Apple and blackcurrant clotted cream cupcakes
3 dessert apples, peeled and cored
2 tsp mixed spice (I omitted this)
50g unsalted butter, softened
113g tub Taste the difference clotted cream (or half of a 227g tub, which appeared to be the only size they sold in my local store)
150g caster sugar
1/2 tsp almond extract (I omitted due to allergies)
2 large eggs
75g ground almonds (I substituted with semolina due to allergies)
225g plain flour
2tsp baking powder
100g high quality blackcurrant conserve (Taste the difference is specified, I used Bonne Maman)
For the icing
150g icing sugar, sifted
75g blackcurrant conserve, as above

You will also need 2 cupcake trays lined with 20 cupcake cases (you really do need these.....and I made around 25 cupcakes)

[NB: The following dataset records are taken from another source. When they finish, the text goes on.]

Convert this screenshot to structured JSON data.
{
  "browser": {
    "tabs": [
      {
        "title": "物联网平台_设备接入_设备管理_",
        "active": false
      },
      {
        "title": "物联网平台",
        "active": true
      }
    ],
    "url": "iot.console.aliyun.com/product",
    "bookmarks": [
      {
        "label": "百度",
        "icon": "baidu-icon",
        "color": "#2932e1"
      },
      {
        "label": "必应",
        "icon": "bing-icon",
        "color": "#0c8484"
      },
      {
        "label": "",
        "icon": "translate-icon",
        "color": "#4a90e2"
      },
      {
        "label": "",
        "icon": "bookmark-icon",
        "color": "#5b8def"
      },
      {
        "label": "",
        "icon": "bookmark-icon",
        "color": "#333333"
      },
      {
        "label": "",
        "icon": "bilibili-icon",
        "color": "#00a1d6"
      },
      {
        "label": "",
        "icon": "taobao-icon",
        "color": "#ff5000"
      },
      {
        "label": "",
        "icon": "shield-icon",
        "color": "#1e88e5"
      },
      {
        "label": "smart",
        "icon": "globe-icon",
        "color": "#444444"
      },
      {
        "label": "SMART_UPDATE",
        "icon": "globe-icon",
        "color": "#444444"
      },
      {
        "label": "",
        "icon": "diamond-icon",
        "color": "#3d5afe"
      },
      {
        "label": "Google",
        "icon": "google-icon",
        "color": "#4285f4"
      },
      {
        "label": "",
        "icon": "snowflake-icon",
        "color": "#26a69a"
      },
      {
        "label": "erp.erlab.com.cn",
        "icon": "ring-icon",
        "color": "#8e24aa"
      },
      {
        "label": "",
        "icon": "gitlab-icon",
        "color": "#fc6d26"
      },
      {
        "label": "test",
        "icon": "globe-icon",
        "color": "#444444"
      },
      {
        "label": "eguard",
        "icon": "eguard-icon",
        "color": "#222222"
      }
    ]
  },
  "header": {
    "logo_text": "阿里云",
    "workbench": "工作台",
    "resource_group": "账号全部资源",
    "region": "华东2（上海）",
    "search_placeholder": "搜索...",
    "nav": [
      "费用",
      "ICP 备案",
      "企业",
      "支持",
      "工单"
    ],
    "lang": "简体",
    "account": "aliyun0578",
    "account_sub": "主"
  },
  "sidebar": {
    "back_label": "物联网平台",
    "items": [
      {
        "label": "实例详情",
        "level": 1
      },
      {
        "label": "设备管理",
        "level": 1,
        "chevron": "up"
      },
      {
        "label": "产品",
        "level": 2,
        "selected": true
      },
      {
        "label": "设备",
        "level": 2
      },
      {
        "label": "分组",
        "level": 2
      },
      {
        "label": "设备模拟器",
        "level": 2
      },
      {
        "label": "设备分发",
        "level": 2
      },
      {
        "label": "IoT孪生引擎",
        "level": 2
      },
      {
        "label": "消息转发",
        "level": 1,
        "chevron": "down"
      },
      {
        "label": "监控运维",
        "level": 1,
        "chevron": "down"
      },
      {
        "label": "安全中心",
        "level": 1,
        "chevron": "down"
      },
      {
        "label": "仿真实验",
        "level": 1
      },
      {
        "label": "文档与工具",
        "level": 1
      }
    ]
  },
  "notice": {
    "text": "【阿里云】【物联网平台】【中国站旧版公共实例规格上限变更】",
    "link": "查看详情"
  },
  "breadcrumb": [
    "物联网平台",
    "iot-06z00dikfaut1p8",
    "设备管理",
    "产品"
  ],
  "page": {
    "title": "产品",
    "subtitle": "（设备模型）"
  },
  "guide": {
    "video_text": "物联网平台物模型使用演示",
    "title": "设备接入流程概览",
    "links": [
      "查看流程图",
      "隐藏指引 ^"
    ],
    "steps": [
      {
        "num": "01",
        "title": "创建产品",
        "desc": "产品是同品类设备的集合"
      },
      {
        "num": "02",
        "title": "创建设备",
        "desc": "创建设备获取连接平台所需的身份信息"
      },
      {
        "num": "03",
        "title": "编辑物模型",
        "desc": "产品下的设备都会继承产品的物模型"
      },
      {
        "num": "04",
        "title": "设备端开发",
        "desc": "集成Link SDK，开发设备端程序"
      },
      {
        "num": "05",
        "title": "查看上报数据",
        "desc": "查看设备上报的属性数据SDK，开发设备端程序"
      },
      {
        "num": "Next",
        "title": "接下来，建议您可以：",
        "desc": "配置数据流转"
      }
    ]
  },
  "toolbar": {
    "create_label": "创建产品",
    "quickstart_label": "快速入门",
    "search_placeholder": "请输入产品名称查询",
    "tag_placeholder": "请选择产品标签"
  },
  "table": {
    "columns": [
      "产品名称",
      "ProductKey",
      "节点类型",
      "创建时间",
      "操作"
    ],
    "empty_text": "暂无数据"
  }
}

1. Preheat the oven to 190C/Gas 5. Chop the apples into rough small dice (I was doing this by hand and mine were probably about 1cm square, which I think with hindsight is too big. They need to be really quite small). Toss with the mixed spice until covered.
2. In a bowl, beat together the butter, clotted cream, sugar and almond extract (if using!) until smooth, then fold in the ground almonds (or semolina). Sift the flour and baking powder into the bowl and fold this through, too. Add the apples and fold very gently until just combined. I found the mixture very stiff and difficult to fold the apples into. Gentle didn't come into it!
3. Half fill the cupcake cases with the mixture. Dilute the conserve with 25ml of boiling water, beat well, then spoon a little into each cupcake. Top each one with a teaspoonful of cake mixture. I have to confess that due to the combined problems of stiff batter with large lumps of apple in it, this was really difficult - I ended up with some cases full of essentially apple and little batter, others all batter, little apple. I also found that the let down jam ran out and everywhere, next time I won't let it down. It was difficult to properly cover the jam because it had run out and because of the lumpy sticky batter, so eventually I gave up, and marbled the rest of the jam through the remaining batter, which was much easier. I will try again the proper way I think.
4. Bake for 20-25 minutes until golden; leave for 5 minutes then loosen each cake with a knife and move to a wire rack to cool.
5. For the icing, beat the icing sugar with the conserve and a little water until creamy. Spoon on to the cupckes and leave to set.

The accompanying photo in the magazine looks much better than my efforts, although my top photo is ok. Next time I would chop the apple smaller, and perhaps let the batter down with a little milk to make it easier to work with. I also wouldn't dilute the jam. But I would make them again, the flavours were lovely and the blackcurrant and apple together were really nice. It was also a good way to use up some dessert apples I had lurking, and it's always nice to use things up!

Like I said, I had a few escapees. I like to think of this cupcake as the elephant man of the batch. Still delicious though and all were eaten with relish by colleagues who didn't have a choice of other items and I think know that most things I bake are edible if not really quite yummy!!!